Müntz then went to London. He found work at Kew Gardens, where he designed c.1759 the folly "Gothic Cathedral", made of wood and plaster, difficult to maintain and demolished in 1807. He contributed also to the design of Kew's "Alhambra" (1758), as a collaborator of William Chambers.

In 1761–2 Müntz designed an octagonal "Gothic Room" for Richard Bateman's house at Old Windsor. "Dickie" Bateman—son of the financier Sir James Bateman and brother of William Bateman, 1st Viscount Bateman—was another friend of Walpole, and had begun to modify his home in a "Chinese" style. Müntz was commissioned by James Caulfeild, 4th Viscount Charlemont to make designs for his estate at Marino, Dublin. These plans of 1762 may well never have got off the drawing board, but a small-scale "Gothic Room" was in a tower there in 1763, seen by the Countess of Northumberland.

==Later life==
In 1763 Müntz went to Holland, setting off to paint landscapes of Greece and Jerusalem. He worked in Weesp and Muiden as a porcelain painter and a metallurgist for Benjamin Veitel Ephraim, till around 1777. He cooperated with Johann Georg Michael in the design of an English garden at Beeckestijn. In the 1780s he was in Poland, and built a villa there for Stanisław Poniatowski.

Müntz died in Kassel in 1798.

==Works==
Müntz painted mainly Italian landscapes in a severe manner: there were several examples at Strawberry Hill. He also copied pictures for Walpole. With Walpole he practised the art of encaustic painting, as revived by Anne Claude de Caylus.

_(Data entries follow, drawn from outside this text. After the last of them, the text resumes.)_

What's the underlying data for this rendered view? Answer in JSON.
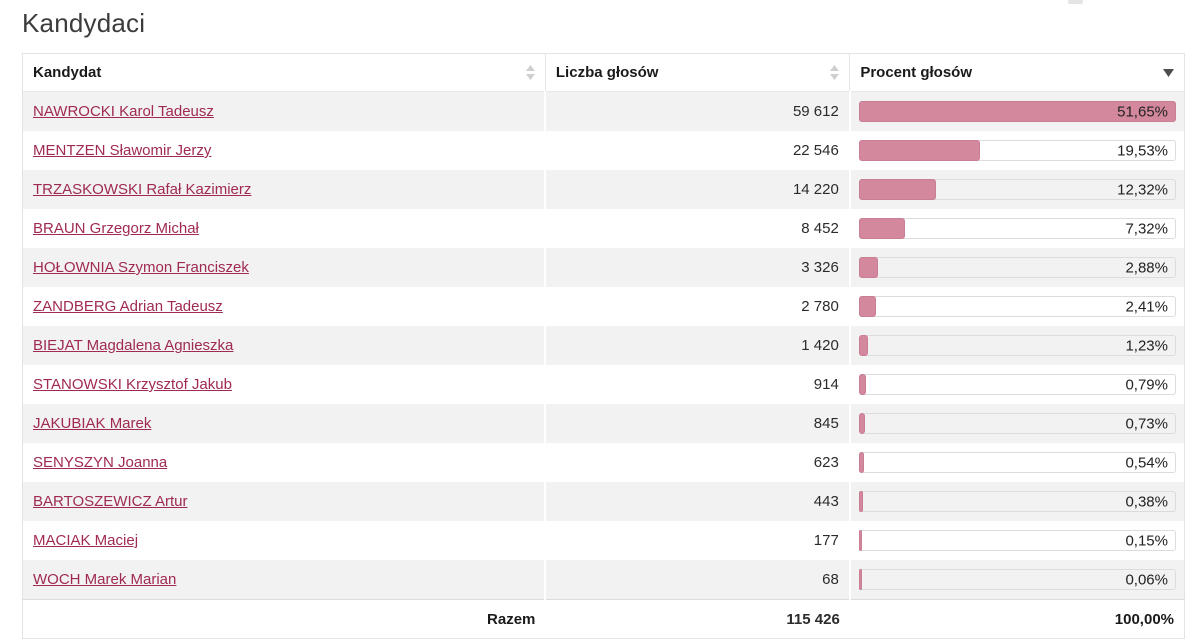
{
  "page": {
    "title": "Kandydaci"
  },
  "colors": {
    "bar_fill": "#d4889d",
    "bar_fill_border": "#c87e93",
    "link": "#a02a52",
    "row_alt": "#f2f2f2",
    "table_border": "#e3e3e3"
  },
  "table": {
    "columns": [
      {
        "label": "Kandydat",
        "sort": "none"
      },
      {
        "label": "Liczba głosów",
        "sort": "none"
      },
      {
        "label": "Procent głosów",
        "sort": "desc"
      }
    ],
    "max_percent": 51.65,
    "rows": [
      {
        "name": "NAWROCKI Karol Tadeusz",
        "votes": "59 612",
        "percent": 51.65,
        "percent_label": "51,65%"
      },
      {
        "name": "MENTZEN Sławomir Jerzy",
        "votes": "22 546",
        "percent": 19.53,
        "percent_label": "19,53%"
      },
      {
        "name": "TRZASKOWSKI Rafał Kazimierz",
        "votes": "14 220",
        "percent": 12.32,
        "percent_label": "12,32%"
      },
      {
        "name": "BRAUN Grzegorz Michał",
        "votes": "8 452",
        "percent": 7.32,
        "percent_label": "7,32%"
      },
      {
        "name": "HOŁOWNIA Szymon Franciszek",
        "votes": "3 326",
        "percent": 2.88,
        "percent_label": "2,88%"
      },
      {
        "name": "ZANDBERG Adrian Tadeusz",
        "votes": "2 780",
        "percent": 2.41,
        "percent_label": "2,41%"
      },
      {
        "name": "BIEJAT Magdalena Agnieszka",
        "votes": "1 420",
        "percent": 1.23,
        "percent_label": "1,23%"
      },
      {
        "name": "STANOWSKI Krzysztof Jakub",
        "votes": "914",
        "percent": 0.79,
        "percent_label": "0,79%"
      },
      {
        "name": "JAKUBIAK Marek",
        "votes": "845",
        "percent": 0.73,
        "percent_label": "0,73%"
      },
      {
        "name": "SENYSZYN Joanna",
        "votes": "623",
        "percent": 0.54,
        "percent_label": "0,54%"
      },
      {
        "name": "BARTOSZEWICZ Artur",
        "votes": "443",
        "percent": 0.38,
        "percent_label": "0,38%"
      },
      {
        "name": "MACIAK Maciej",
        "votes": "177",
        "percent": 0.15,
        "percent_label": "0,15%"
      },
      {
        "name": "WOCH Marek Marian",
        "votes": "68",
        "percent": 0.06,
        "percent_label": "0,06%"
      }
    ],
    "footer": {
      "label": "Razem",
      "votes": "115 426",
      "percent_label": "100,00%"
    }
  }
}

In 1760 Müntz published Encaustic, or Count Caylus's Method of Painting in the Manner of the Ancients, with an etching on the title-page by himself. In 1762 he exhibited a painting in encaustic at the Society of Artists, and again in 1763. Also in 1760 Muntz set out a prospectus for a course on Gothic architecture. It came to nothing, but the manuscript survived in papers of James Essex, and went to the British Museum.

Müntz in 1772 compiled a work about drawings on ancient vases. It was based on work he had done in Rome, in 1751. It remained in manuscript into the 19th century. Such manuscript was in the collection of Sir Thomas Phillipps; and later in the catalogue of Henry George Bohn, with a description of Müntz's system of ovals, and a version in Dutch. There was also such a manuscript in the South Kensington Art Library.